Various Lease Types
Absolute Net (True NNN)
Tenant pays a base rent plus ALL expenses associated with the property…even capital improvements! The NNN stands for net-net-net (taxes, insurance, & maintenance). Found most commonly in corporate retail leases and sale-leaseback transactions.
Triple-net (NNN)
Tenant pays base rent plus all operating expenses associated with the property. Typically excludes capital improvements. This means the tenant will be paying property taxes, insurance, and maintenance. Found in many retail property leases (i.e. Walgreens, O’Reilly’s, etc.), newer industrial properties, and single tenant buildings.
Double Net (NN)
Tenant pays a base rent plus their share of taxes and insurance. This can also be the tenant paying taxes and maintenance or tenant paying insurance and maintenance. Found occasionally throughout various property types.
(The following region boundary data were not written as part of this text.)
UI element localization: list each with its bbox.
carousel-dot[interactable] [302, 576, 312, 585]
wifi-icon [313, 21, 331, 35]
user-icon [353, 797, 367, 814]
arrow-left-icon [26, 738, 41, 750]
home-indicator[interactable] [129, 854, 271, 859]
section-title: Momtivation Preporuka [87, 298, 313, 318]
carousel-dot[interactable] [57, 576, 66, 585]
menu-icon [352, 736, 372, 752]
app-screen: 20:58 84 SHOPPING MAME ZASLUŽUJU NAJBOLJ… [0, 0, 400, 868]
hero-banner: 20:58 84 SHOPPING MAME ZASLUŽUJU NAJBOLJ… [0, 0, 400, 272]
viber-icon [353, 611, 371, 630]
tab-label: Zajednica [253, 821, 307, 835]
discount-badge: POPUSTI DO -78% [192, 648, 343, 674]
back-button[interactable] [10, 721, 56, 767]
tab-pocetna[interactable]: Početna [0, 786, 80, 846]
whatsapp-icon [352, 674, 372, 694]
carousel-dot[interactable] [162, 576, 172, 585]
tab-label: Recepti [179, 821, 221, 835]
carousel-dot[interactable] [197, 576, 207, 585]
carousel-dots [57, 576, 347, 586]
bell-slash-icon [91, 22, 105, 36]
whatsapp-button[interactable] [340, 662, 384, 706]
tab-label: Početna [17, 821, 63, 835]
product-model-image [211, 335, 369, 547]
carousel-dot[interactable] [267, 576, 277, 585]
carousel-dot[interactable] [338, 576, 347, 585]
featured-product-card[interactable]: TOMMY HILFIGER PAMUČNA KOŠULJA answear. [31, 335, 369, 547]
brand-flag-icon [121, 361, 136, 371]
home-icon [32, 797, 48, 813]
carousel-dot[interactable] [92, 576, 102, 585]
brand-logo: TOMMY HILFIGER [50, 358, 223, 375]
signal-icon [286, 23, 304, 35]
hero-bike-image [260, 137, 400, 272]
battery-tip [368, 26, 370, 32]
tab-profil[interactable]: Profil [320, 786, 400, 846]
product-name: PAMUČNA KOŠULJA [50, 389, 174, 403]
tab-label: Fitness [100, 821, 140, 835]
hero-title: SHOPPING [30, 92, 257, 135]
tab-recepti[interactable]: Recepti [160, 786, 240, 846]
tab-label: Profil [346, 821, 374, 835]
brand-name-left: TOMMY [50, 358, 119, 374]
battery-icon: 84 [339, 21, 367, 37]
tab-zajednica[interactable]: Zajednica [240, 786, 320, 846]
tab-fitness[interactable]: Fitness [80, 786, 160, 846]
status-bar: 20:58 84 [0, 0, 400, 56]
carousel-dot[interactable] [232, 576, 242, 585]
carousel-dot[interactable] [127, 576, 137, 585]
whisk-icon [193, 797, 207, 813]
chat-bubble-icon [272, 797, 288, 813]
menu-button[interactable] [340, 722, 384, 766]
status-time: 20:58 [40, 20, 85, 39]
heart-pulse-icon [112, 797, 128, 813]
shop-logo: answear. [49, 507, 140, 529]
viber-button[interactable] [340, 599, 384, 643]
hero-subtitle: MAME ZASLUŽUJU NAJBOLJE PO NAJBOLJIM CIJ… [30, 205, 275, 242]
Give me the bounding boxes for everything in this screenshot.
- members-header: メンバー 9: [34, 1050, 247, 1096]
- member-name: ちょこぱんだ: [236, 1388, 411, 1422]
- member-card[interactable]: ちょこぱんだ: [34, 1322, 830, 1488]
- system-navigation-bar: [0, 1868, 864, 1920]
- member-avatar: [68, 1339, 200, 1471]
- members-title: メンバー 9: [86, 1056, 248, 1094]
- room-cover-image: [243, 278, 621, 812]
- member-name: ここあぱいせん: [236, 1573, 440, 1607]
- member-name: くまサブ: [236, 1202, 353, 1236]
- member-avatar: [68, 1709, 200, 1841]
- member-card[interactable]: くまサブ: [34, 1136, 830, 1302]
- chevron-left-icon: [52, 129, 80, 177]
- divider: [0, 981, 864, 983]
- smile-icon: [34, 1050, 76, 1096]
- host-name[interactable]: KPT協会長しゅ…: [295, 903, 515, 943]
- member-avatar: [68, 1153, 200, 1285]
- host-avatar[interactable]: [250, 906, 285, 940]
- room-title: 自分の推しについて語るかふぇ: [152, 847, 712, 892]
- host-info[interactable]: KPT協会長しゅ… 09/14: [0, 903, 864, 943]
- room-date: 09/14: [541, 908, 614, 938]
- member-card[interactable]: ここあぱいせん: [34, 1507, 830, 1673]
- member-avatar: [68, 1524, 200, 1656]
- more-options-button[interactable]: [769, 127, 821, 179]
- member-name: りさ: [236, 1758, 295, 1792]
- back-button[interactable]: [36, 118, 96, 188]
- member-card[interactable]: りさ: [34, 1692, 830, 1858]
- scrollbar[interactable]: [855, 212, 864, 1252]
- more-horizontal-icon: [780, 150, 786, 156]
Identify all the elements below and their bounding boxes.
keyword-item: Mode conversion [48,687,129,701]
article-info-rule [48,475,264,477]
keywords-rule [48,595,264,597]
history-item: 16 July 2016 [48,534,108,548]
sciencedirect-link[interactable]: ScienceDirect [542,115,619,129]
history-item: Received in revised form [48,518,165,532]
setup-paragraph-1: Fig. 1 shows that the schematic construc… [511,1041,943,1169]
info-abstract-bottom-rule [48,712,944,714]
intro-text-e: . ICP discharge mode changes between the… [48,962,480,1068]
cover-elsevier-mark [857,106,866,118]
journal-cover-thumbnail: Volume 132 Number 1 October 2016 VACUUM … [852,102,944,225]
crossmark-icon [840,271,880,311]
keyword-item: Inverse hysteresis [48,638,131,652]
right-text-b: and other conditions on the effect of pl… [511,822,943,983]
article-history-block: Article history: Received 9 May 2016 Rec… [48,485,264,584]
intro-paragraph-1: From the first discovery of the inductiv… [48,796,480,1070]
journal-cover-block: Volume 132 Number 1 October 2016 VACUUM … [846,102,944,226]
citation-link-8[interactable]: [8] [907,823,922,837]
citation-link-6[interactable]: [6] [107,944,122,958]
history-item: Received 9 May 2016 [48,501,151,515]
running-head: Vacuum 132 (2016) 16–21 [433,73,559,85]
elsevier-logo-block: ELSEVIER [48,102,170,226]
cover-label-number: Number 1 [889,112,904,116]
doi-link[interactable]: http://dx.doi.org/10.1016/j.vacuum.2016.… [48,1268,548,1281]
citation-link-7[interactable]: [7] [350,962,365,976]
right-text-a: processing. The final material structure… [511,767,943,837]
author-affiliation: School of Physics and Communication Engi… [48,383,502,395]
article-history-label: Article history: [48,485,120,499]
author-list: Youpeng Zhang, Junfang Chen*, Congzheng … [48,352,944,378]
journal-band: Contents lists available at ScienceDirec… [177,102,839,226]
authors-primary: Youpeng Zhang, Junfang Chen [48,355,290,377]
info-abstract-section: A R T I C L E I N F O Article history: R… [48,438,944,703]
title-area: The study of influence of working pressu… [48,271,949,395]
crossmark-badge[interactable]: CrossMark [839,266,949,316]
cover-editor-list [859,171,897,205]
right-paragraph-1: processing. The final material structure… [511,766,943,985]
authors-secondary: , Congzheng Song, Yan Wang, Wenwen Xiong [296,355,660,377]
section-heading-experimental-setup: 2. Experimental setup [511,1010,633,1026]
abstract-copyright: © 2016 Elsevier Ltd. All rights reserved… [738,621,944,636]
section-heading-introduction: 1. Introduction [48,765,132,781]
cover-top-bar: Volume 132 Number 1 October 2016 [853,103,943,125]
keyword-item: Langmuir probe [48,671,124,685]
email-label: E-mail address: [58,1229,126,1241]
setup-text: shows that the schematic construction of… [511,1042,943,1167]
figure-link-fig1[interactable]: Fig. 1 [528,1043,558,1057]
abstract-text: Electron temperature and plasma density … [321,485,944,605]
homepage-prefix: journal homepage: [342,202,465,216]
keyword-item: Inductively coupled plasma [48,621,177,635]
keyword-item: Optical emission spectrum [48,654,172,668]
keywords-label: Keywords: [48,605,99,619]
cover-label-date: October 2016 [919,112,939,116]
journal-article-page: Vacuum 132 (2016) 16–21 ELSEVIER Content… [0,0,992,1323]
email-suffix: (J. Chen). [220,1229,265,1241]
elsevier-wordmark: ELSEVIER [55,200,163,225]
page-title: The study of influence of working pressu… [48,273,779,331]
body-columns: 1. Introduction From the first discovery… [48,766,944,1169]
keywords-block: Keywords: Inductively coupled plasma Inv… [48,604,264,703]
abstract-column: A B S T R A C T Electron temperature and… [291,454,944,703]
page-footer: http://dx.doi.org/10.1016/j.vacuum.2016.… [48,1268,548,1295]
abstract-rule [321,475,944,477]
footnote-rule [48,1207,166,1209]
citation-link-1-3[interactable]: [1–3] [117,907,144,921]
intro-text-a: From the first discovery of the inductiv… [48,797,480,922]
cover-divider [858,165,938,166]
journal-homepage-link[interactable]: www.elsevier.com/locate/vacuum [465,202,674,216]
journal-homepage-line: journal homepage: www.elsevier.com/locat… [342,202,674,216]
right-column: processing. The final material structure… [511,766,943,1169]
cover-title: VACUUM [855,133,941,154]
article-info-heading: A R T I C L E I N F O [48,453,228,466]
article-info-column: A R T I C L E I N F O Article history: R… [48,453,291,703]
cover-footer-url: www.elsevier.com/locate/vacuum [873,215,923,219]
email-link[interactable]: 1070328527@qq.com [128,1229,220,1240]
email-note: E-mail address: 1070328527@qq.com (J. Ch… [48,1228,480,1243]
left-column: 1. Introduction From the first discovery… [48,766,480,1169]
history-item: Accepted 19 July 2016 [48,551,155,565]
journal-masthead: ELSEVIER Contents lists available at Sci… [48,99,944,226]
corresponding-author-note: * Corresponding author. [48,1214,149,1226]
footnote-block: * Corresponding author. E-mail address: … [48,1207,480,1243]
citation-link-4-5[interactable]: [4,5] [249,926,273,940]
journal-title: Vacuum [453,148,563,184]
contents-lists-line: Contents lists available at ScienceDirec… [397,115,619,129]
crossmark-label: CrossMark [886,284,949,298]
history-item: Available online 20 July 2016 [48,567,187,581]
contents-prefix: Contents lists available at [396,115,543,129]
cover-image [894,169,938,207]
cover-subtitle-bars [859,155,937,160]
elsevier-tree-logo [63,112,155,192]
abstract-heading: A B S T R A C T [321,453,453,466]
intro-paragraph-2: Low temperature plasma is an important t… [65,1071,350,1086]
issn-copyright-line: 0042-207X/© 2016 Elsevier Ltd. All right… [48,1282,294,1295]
Modified Gross (Mod Gross)
This is the most variable type of lease. Tenant typically pays a set rent plus some of the operating expenses. I see this most often as tenant paying rent plus utilities. This is a common lease structure for many, mostly smaller, properties from industrial, to office, to apartments.
Full Service Excluding Janitorial (FLSVEJ)
Tenant pays a set base rent plus any janitorial they may desire. Landlord pays all operating expenses of the property excluding janitorial. Found commonly in smaller office properties.
Gross (Full Service, FLSV)
Tenant pays a base rent which includes all expenses. Landlord is paying for all building operating expenses including janitorial service. Most common in larger, newer office buildings.